Fear and resentment toward Sri Lanka’s Muslim community, who make up around 10% of the population, have been growing in recent years. Gehan Gunatilleke, Research Director at Verité Research in Colombo, Sri Lanka, recently told Al-Jazeera that this is a symptom of the “entitlement complex” of Sinhala [Sri Lankan] Buddhists.

“The Sinhala majority is signaling that their dominance is not to be messed around with,” he said. “The moment a minority demonstrates economic success -- as with the Muslim community -- or struggles for autonomy like the Tamil  [a mostly Hindu ethnic community with whom Sri Lankan Buddhists fought a long civil war] or is accused of conversion like the Christian community, the moment there is some kind of threat to that dominant status, there is a tendency for violence to be used to re-assert that dominance.”

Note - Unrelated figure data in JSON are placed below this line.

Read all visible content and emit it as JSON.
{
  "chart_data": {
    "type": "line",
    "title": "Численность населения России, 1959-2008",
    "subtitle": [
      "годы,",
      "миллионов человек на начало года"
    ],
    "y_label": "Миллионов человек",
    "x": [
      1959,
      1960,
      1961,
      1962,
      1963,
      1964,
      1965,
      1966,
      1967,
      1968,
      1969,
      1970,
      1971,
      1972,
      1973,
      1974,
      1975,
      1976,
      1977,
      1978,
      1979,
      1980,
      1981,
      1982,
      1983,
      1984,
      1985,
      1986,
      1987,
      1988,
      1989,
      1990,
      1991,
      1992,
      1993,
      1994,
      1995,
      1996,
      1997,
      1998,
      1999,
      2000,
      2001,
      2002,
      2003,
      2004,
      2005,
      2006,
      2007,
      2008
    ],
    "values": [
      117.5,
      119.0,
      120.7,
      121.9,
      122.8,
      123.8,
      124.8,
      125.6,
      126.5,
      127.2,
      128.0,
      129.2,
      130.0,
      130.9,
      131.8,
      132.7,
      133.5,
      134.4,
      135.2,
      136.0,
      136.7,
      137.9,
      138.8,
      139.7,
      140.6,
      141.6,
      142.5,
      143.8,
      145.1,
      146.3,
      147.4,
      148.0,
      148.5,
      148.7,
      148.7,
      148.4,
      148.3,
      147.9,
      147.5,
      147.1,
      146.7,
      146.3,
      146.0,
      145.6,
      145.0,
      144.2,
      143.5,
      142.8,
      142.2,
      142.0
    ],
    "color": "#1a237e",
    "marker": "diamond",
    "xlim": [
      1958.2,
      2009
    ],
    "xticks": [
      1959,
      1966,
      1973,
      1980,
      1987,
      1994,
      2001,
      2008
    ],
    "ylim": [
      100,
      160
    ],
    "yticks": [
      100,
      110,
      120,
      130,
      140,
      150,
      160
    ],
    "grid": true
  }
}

The increase in Buddhist majoritarian fear and resentment toward Sri Lankan Muslims follows a pattern that has also been seen elsewhere in the Buddhist world in recent years [in addition to Myanmar]…In southern Thailand, a crisis between the Thai Buddhist and ethnic Malay Muslim minority has led to over 6,000 deaths in both communities and allegations of continued human rights abuses by the Thai government in managing the crisis.

So remember, just as with Christians, Jews, Hindus and, yes, Muslims too, Buddhists caught up in national struggles can display vastly different attitudes from those living far from the scene and, thus, less identified with their faith's homeland.